Bayern ist seit Jahrzehnten eine sozialdemokratische Diaspora. Bescheidene Hoffnungen werden in dem Landesverband mit den Oberbürgermeistern verbunden, die sie in größeren bayerischen Städten stellt. Umso mehr ist die SPD in Aufruhr, seitdem bekannt ist, dass die Staatsanwaltschaft gegen den Regensburger Oberbürgermeister Joachim Wolbergs wegen des Vorwurfs der Vorteilsannahme ermittelt. Die Strafverfolger sehen Anhaltspunkte dafür, dass Wolbergs Spendengelder in einer Gesamthöhe von mehr 50.0000 Euro für seinen Ortsverein „Regensburg Stadtsüden“ von Immobilienunternehmen entgegengenommen habe. Die Staatsanwaltschaft hält es für möglich, dass Wolbergs dazu gebracht werden sollte, seinen Einfluss bei Bauvorhaben zugunsten der Spender geltend zu machen.
Es ist bislang nur ein Anfangsverdacht, dem die Staatsanwaltschaft aber mit großem Aufgebot nachgeht. Sieben Staatsanwälte und 69 Kriminalbeamte haben städtische Dienstzimmer sowie Privat- und Geschäftsräume durchsucht. Neben Wolbergs wird gegen drei Mitarbeiter von Immobilienunternehmen ermittelt, die gespendet haben sollen; sie stehen im Verdacht der Vorteilsgewährung. Nicht nur die angebliche Gesamthöhe der Spenden haben den Argwohn der Strafverfolger geweckt. Sie haben offenbar auch Hinweise darauf, dass die Spenden in Einzelbeträge von weniger als 10.000 Euro gestückelt wurden, um die Veröffentlichungspflichten des Parteiengesetzes zu umgehen.

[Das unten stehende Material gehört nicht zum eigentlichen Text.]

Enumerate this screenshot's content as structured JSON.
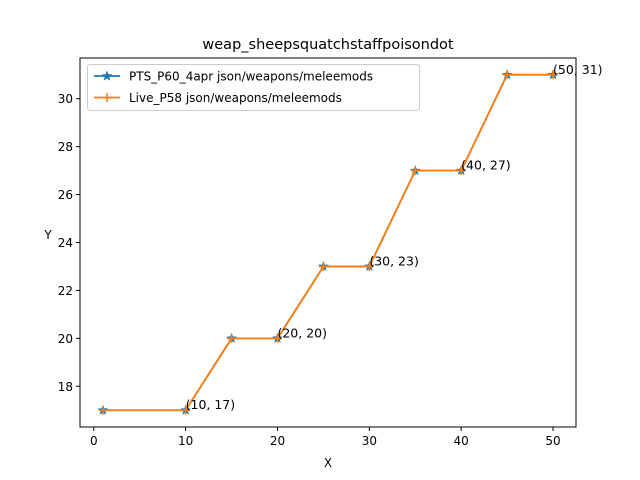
{
  "chart_data": {
    "type": "line",
    "title": "weap_sheepsquatchstaffpoisondot",
    "xlabel": "X",
    "ylabel": "Y",
    "xlim": [
      -1.5,
      52.5
    ],
    "ylim": [
      16.3,
      31.7
    ],
    "xticks": [
      0,
      10,
      20,
      30,
      40,
      50
    ],
    "yticks": [
      18,
      20,
      22,
      24,
      26,
      28,
      30
    ],
    "grid": false,
    "legend_position": "top-left",
    "x": [
      1,
      10,
      15,
      20,
      25,
      30,
      35,
      40,
      45,
      50
    ],
    "series": [
      {
        "name": "PTS_P60_4apr json/weapons/meleemods",
        "color": "#1f77b4",
        "marker": "star",
        "values": [
          17,
          17,
          20,
          20,
          23,
          23,
          27,
          27,
          31,
          31
        ]
      },
      {
        "name": "Live_P58 json/weapons/meleemods",
        "color": "#ff7f0e",
        "marker": "plus",
        "values": [
          17,
          17,
          20,
          20,
          23,
          23,
          27,
          27,
          31,
          31
        ]
      }
    ],
    "annotations": [
      {
        "text": "(10, 17)",
        "x": 10,
        "y": 17
      },
      {
        "text": "(20, 20)",
        "x": 20,
        "y": 20
      },
      {
        "text": "(30, 23)",
        "x": 30,
        "y": 23
      },
      {
        "text": "(40, 27)",
        "x": 40,
        "y": 27
      },
      {
        "text": "(50, 31)",
        "x": 50,
        "y": 31
      }
    ]
  }
}
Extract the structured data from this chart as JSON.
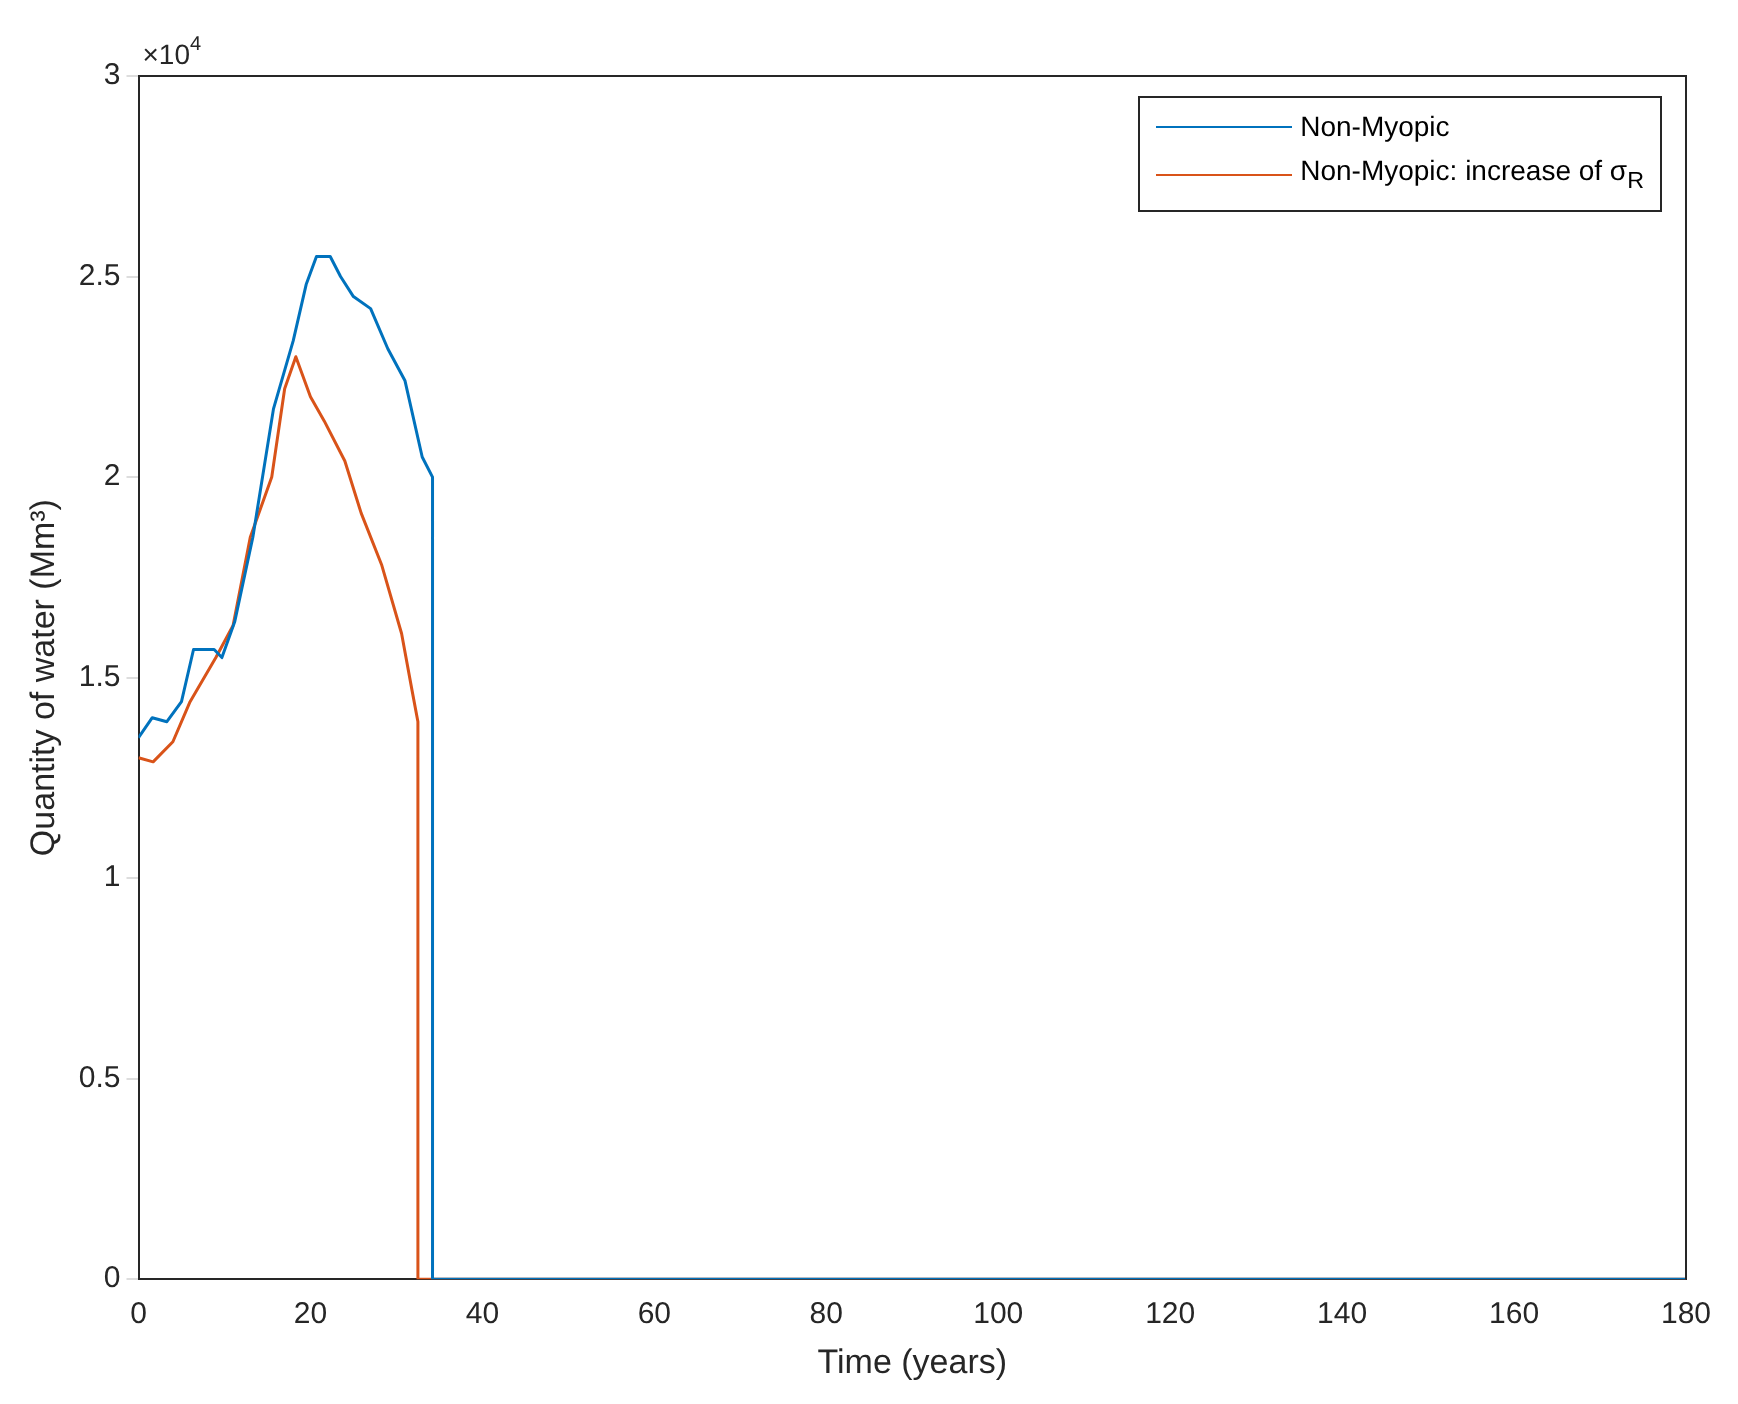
{
  "chart_data": {
    "type": "line",
    "xlabel": "Time (years)",
    "ylabel": "Quantity of water (Mm³)",
    "annotations": [
      "×10$^{4}$"
    ],
    "xlim": [
      0,
      180
    ],
    "xticks": [
      0,
      20,
      40,
      60,
      80,
      100,
      120,
      140,
      160,
      180
    ],
    "ylim": [
      0,
      3
    ],
    "yticks": [
      0,
      0.5,
      1,
      1.5,
      2,
      2.5,
      3
    ],
    "legend": "top right",
    "grid": false,
    "marker": "none",
    "line_style": "solid",
    "series": [
      {
        "name": "Non-Myopic",
        "color": "#0072bd",
        "x": [
          0,
          1.6,
          3.3,
          5,
          6.4,
          8.8,
          9.7,
          11.2,
          13.3,
          15.7,
          18,
          19.5,
          20.7,
          22.3,
          23.5,
          25,
          27,
          29,
          31,
          33,
          34.2,
          34.2,
          180
        ],
        "values": [
          1.35,
          1.4,
          1.39,
          1.44,
          1.57,
          1.57,
          1.55,
          1.64,
          1.85,
          2.17,
          2.34,
          2.48,
          2.55,
          2.55,
          2.5,
          2.45,
          2.42,
          2.32,
          2.24,
          2.05,
          2,
          0,
          0
        ]
      },
      {
        "name": "Non-Myopic: increase of σ$_{R}$",
        "color": "#d95319",
        "x": [
          0,
          1.7,
          4,
          6,
          9,
          11,
          13,
          15.5,
          17,
          18.3,
          20,
          21.6,
          24,
          25.9,
          28.3,
          30.6,
          31.8,
          32.5,
          32.5,
          180
        ],
        "values": [
          1.3,
          1.29,
          1.34,
          1.44,
          1.55,
          1.63,
          1.85,
          2,
          2.22,
          2.3,
          2.2,
          2.14,
          2.04,
          1.91,
          1.78,
          1.61,
          1.47,
          1.39,
          0,
          0
        ]
      }
    ]
  }
}
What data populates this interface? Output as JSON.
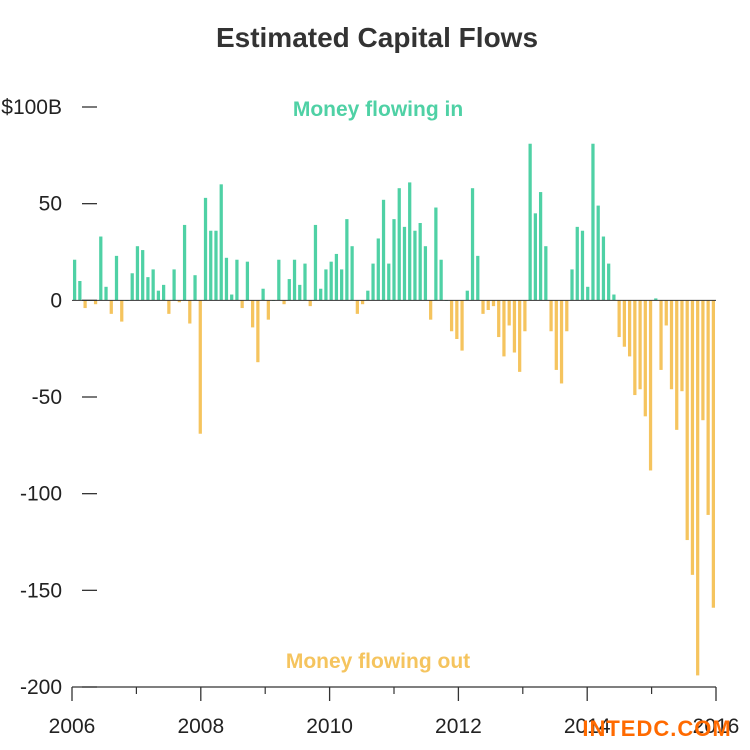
{
  "chart_data": {
    "type": "bar",
    "title": "Estimated Capital Flows",
    "xlabel": "",
    "ylabel": "",
    "unit": "$B (monthly)",
    "ylim": [
      -200,
      100
    ],
    "xlim": [
      2006,
      2016
    ],
    "y_ticks": [
      {
        "value": 100,
        "label": "$100B"
      },
      {
        "value": 50,
        "label": "50"
      },
      {
        "value": 0,
        "label": "0"
      },
      {
        "value": -50,
        "label": "-50"
      },
      {
        "value": -100,
        "label": "-100"
      },
      {
        "value": -150,
        "label": "-150"
      },
      {
        "value": -200,
        "label": "-200"
      }
    ],
    "x_ticks": [
      {
        "value": 2006,
        "label": "2006"
      },
      {
        "value": 2008,
        "label": "2008"
      },
      {
        "value": 2010,
        "label": "2010"
      },
      {
        "value": 2012,
        "label": "2012"
      },
      {
        "value": 2014,
        "label": "2014"
      },
      {
        "value": 2016,
        "label": "2016"
      }
    ],
    "x_minor_ticks": [
      2007,
      2009,
      2011,
      2013,
      2015
    ],
    "annotations": {
      "positive": "Money flowing in",
      "negative": "Money flowing out"
    },
    "colors": {
      "positive": "#4fd1a5",
      "negative": "#f5c45e",
      "axis": "#333333"
    },
    "grid": false,
    "legend": "none",
    "start_month": "2006-01",
    "values": [
      21,
      10,
      -4,
      0,
      -2,
      33,
      7,
      -7,
      23,
      -11,
      0,
      14,
      28,
      26,
      12,
      16,
      5,
      8,
      -7,
      16,
      -1,
      39,
      -12,
      13,
      -69,
      53,
      36,
      36,
      60,
      22,
      3,
      21,
      -4,
      20,
      -14,
      -32,
      6,
      -10,
      0,
      21,
      -2,
      11,
      21,
      8,
      19,
      -3,
      39,
      6,
      16,
      20,
      24,
      16,
      42,
      28,
      -7,
      -2,
      5,
      19,
      32,
      52,
      19,
      42,
      58,
      38,
      61,
      36,
      40,
      28,
      -10,
      48,
      21,
      0,
      -16,
      -20,
      -26,
      5,
      58,
      23,
      -7,
      -5,
      -3,
      -19,
      -29,
      -13,
      -27,
      -37,
      -16,
      81,
      45,
      56,
      28,
      -16,
      -36,
      -43,
      -16,
      16,
      38,
      36,
      7,
      81,
      49,
      33,
      19,
      3,
      -19,
      -24,
      -29,
      -49,
      -46,
      -60,
      -88,
      1,
      -36,
      -13,
      -46,
      -67,
      -47,
      -124,
      -142,
      -194,
      -62,
      -111,
      -159
    ]
  },
  "watermark": "INTEDC.COM"
}
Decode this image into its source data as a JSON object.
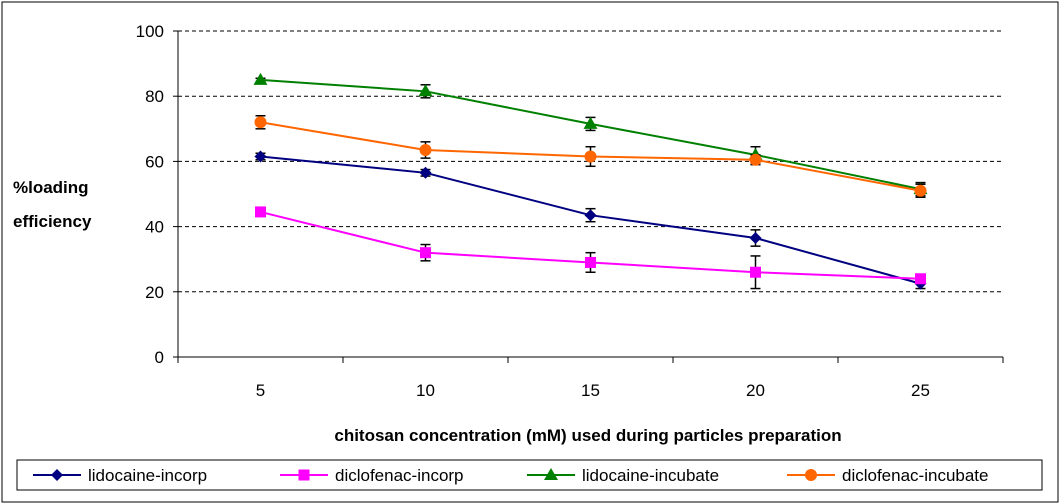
{
  "chart_data": {
    "type": "line",
    "categories": [
      "5",
      "10",
      "15",
      "20",
      "25"
    ],
    "xlabel": "chitosan concentration (mM) used during particles preparation",
    "ylabel_lines": [
      "%loading",
      "efficiency"
    ],
    "ylim": [
      0,
      100
    ],
    "yticks": [
      0,
      20,
      40,
      60,
      80,
      100
    ],
    "grid": "horizontal dashed",
    "legend_position": "bottom",
    "series": [
      {
        "name": "lidocaine-incorp",
        "color": "#000080",
        "marker": "diamond",
        "values": [
          61.5,
          56.5,
          43.5,
          36.5,
          22.5
        ],
        "errors": [
          1.0,
          1.0,
          2.0,
          2.5,
          1.5
        ]
      },
      {
        "name": "diclofenac-incorp",
        "color": "#FF00FF",
        "marker": "square",
        "values": [
          44.5,
          32.0,
          29.0,
          26.0,
          24.0
        ],
        "errors": [
          1.0,
          2.5,
          3.0,
          5.0,
          1.0
        ]
      },
      {
        "name": "lidocaine-incubate",
        "color": "#008000",
        "marker": "triangle",
        "values": [
          85.0,
          81.5,
          71.5,
          62.0,
          51.5
        ],
        "errors": [
          0.5,
          2.0,
          2.0,
          2.5,
          2.0
        ]
      },
      {
        "name": "diclofenac-incubate",
        "color": "#FF6600",
        "marker": "circle",
        "values": [
          72.0,
          63.5,
          61.5,
          60.5,
          51.0
        ],
        "errors": [
          2.0,
          2.5,
          3.0,
          1.5,
          2.0
        ]
      }
    ]
  }
}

Wiederholt Ärger um Grundstücksvergaben
Bemerkenswert ist, dass die Ermittlungen durch einen Hinweis des SPD-Landesschatzmeisters Thomas Goger ausgelöst wurden. Goger, der früher Vorsitzender der bayerischen Jungsozialisten war, ist selbst Staatsanwalt. Als Landesschatzmeister war er mit der Prüfung des Rechenschaftsberichts des Ortsvereins „Stadtsüden“ befasst – und gab seinen Regensburger Kollegen auf dem Dienstweg einen Hinweis, der in dem Ermittlungsverfahren mündete. Zu den Eigentümlichkeiten des Falles gehört, dass auf der Internetseite des Ortsvereins nur zwei Vorstandsmitglieder genannt werden – Wolbergs als Vorsitzender und seine Frau, von der er getrennt leben soll, als „Kassier“. Wolbergs weist die Vorwürfe, es sei bei den Finanzen in seinem Ortsverein nicht mit rechten Dingen zugegangen, vehement zurück. Dabei spricht er von sich in der dritten Person: „Der Oberbürgermeister ist nicht käuflich. Und es hat auch noch nie jemand versucht, den Oberbürgermeister zu kaufen.“
Der 45 Jahre alte Wolbergs ist seit Mai 2014 Oberbürgermeister in Regensburg. Seine Wahl, die eine langjährige CSU-Vorherrschaft im Rathaus beendete, wurde in der bayerischen SPD als Aufbruchssignal gesehen. Er galt als Exponent einer neuen, pragmatisch orientierten Führungsgeneration in der Partei. Sein Name wurde in einem Atemzug mit Dieter Reiter und Ulrich Maly, den SPD-Oberbürgermeistern in München und in Nürnberg, genannt – als Zeichen einer Erneuerung der bayerischen SPD, die eher von den Kommunen aus gelingen könne als von der Landesspitze aus mit dem glücklosen Landesvorsitzenden Florian Pronold und dem in der Bevölkerung wenig bekannten Vorsitzenden der SPD-Landtagsfraktion Markus Rinderspacher.
In den vergangenen Jahren hatte es in Regensburg wiederholt Ärger um Grundstücksvergaben durch die Stadt an private Unternehmen gegeben. Unter anderem ging es um ein früheres Kasernengelände. Die CSU überzog Wolbergs mit einer Rechtsaufsichtsbeschwerde, die aber von der oberpfälzischen Bezirksregierung zurückgewiesen wurde.